Carmen, única (publicado originalmente em 12/2/2009)

Segunda-feira, 9 de fevereiro, Brasil, Portugal e Estados Unidos comemoraram um século de vida da talvez mais famosa figura que uniu de certa maneira estas três nações: Carmen Miranda. E esta coluna, após entrevistar o biógrafo dela, Ruy Castro, não poderia se esquivar das homenagens... Carmen foi, sem sombra de dúvida, a artista nascida fora do Brasil que mais retumbou em terras verde-amarelas. Seja pelas performances no palco sempre escoltada por seus balangandãs, seja na altiva simpatia que detinha ou seu amor pelos brasileiros, a cantora e atriz arrastou multidões por aqui durante nove anos seguidos, de 1930 a 1939. Convidada por um empresário para fazer shows em cassinos, teatros dos EUA, a pequena notável foi ousada. ‘Abandonou’ o Brasil e se arriscou lá fora. Sua carreira consolidadíssima corria riscos sérios. Mas na apresentação de estreia levou os estadunidenses no bico e fez deles seus mais fiéis fãs. Rodou um número considerável de filmes na terra do tio Sam e retornou aos braços tupiniquins para ser enterrada, 15 anos depois, em 1955. Na verdade, tivera duas passagens no Brasil– em 1940 e 1955 mesmo, meses antes de morrer. Era predestinada ao estrelato. Apenas não suportou o seu sucesso. Esbofeteou-o com remédios.

Todos foram influenciados por ela. Todos, sem exceções. A brasilidade, o orgulho imenso quando enchia a boca e afirmava ser nascida aqui, sabendo que não era, se tornou a marca registrada de Carmen. Os preconceitos de que foi vítima não fazem jus à fama que jamais largou o seu pé. O status de estrela do país do carnaval foi igual quando tinha 20 anos, na época do lançamento da música ‘Taí’ (“eu fiz tudo pra você gostar de mim”), como ao atingir o 46º e último aniversário, com filmes da Broadway, participações em programas de tevê de lá. O do humorista Jimmy Durante foi um em que ela participou mais vezes (no qual passou mal na gravação do dia 4 de agosto de 1955, vindo a falecer na antemanhã do dia seguinte – 5 – devido a um fulminante infarto). É desperdiçar tempo abordar o vício em tranquilizantes e outros tantos remédios. Logo, deve-se recordar Carmen Miranda como a mulher mais avivada e adornada deste planeta.
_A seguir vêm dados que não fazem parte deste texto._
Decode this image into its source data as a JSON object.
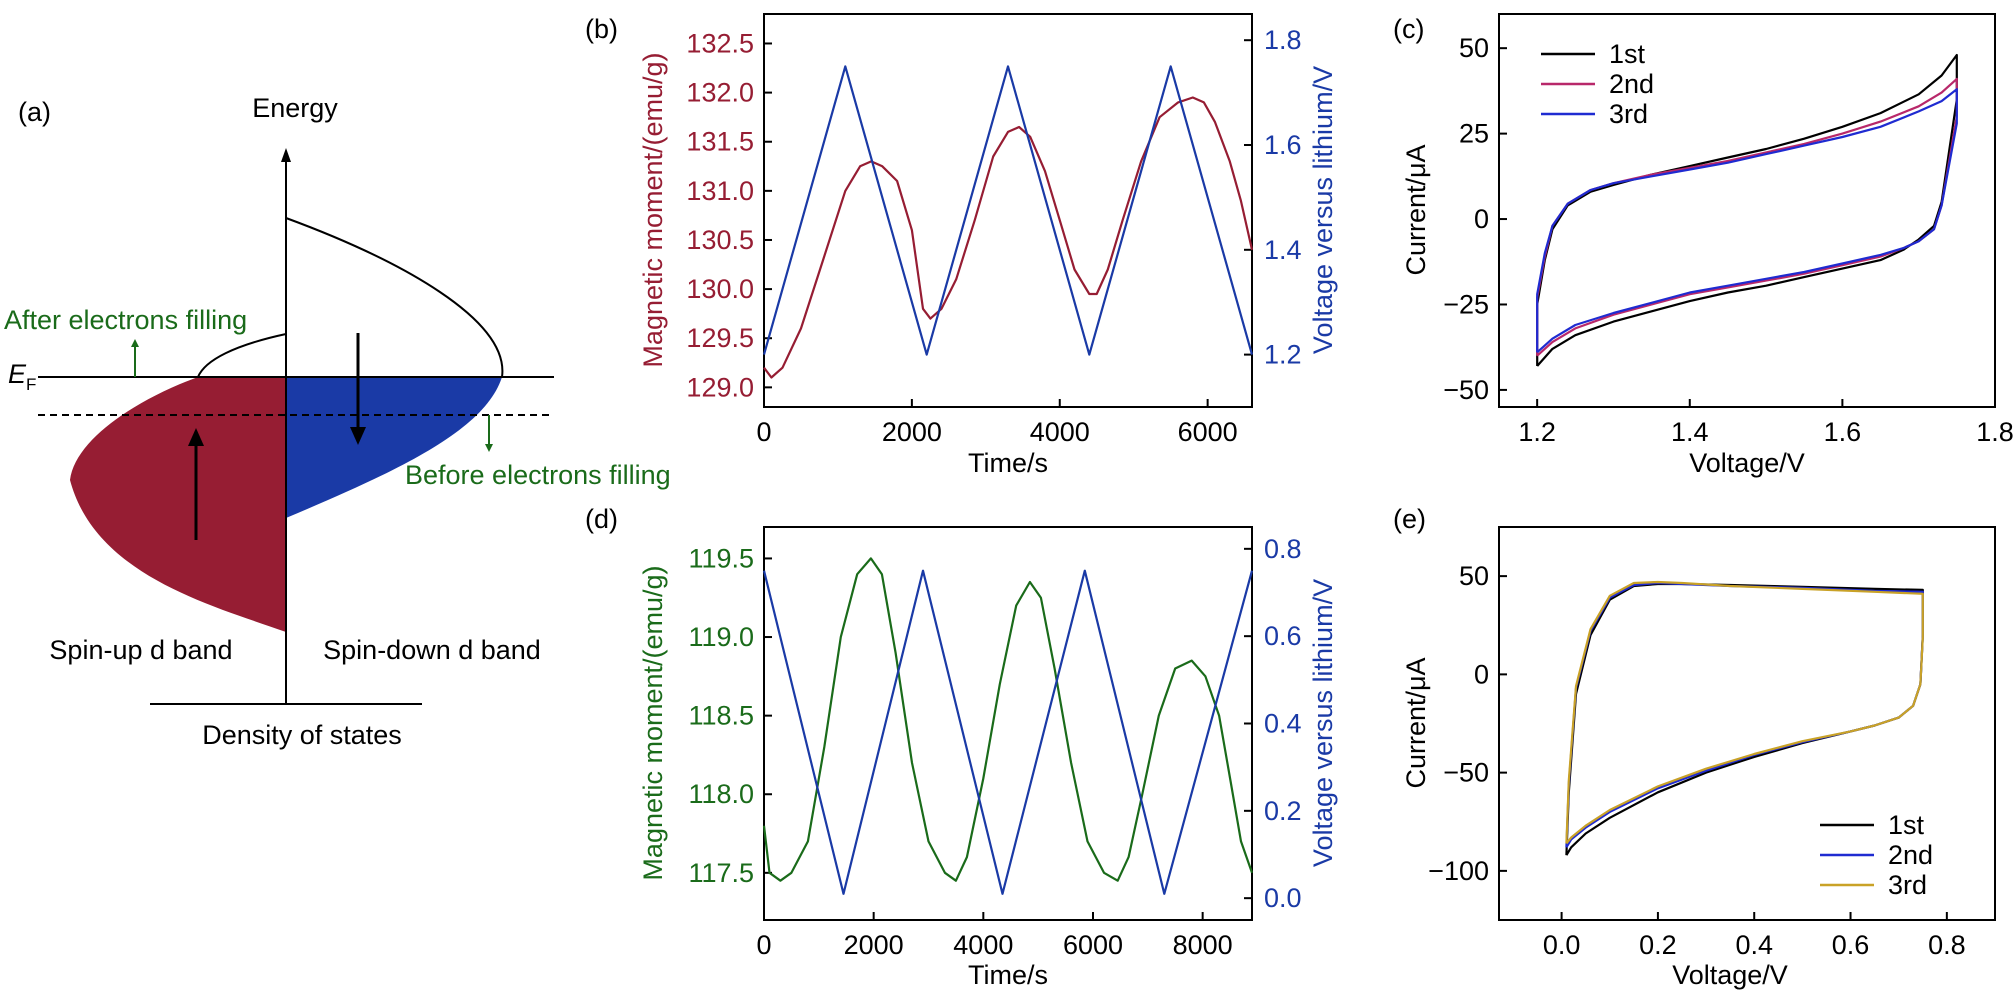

No documentário ‘Carmen Miranda: Banana is my business’ (1994), o ator Cesar Romero critica a não originalidade da artista em relação aos números musicais. “Ela pouco se renovou. O público, então, se cansou de vê-la balançando, vestida com aquelas frutas na cabeça”, analisou. Discordo dele. No livro de Castro, lançado em 2005, ele relata minuciosamente as atuações de Carmen nos EUA. O tratamento dado a ela era o proposto às famosas latino-americanas. Os estrangeiros, sobretudo os estadunidenses, faziam questão de diferenciá-la dos demais. Exemplo: nos longas em que trabalhava, mesmo com as pessoas com sede de vê-la na telona, seu nome surgia somente na terceira ou quarta posição no letreiro e nos cartazes. Isto não se referia aos maus tratos ou coisas do tipo. Ao contrário. Carmen jamais passou por situações da categoria por ser de personalidade forte, ainda que com vestígios de ingenuidade à flor da pele. Sebastian, a pessoa responsável por desgraçar a vida da cantora e atriz, foi, ele sim, o algoz da Pequena Notável. O casamento por interesse se concluiu num péssimo negócio para ela, que desejava ansiosamente ser mãe e não concretizou o sonho; mas a perfeita arapuca jogada por Sebastian, uma espécie de cineasta frustrado. Depois da morte de Carmen Miranda, embolsou quase que totalmente a fortuna da estrela, envolvendo as jóias, os cachês, as contas bancárias etc. Surrupiou-se tudo dela. Atirou a piedade no ralo. Agiu friamente.

Imitada até hoje pelos sósias, é, ao lado de Elvis Presley e dos Beatles, a figura mais rentável após seu desaparecimento. Falar da história do século 20 do Brasil e deixar de citar Carmen significa o mesmo que contar os últimos 100 anos da Argentina e se esquecer de Evita Perón, ou pular a existência de Edith Piaf na França. São pessoas que ultrapassam a simples representação de um povo: elas estão enraizadas e imortalizadas. Carmen Miranda ditou moda, revelou músicos e compositores (Dorival Caymmi começou por meio da voz dela com ‘O que é que a baiana tem?’) e se atreveu ao tentar fazer fama fora de seu país de origem. A conclusão salta à vista: ela é única e assim permanecerá por muitos séculos, talvez milênios.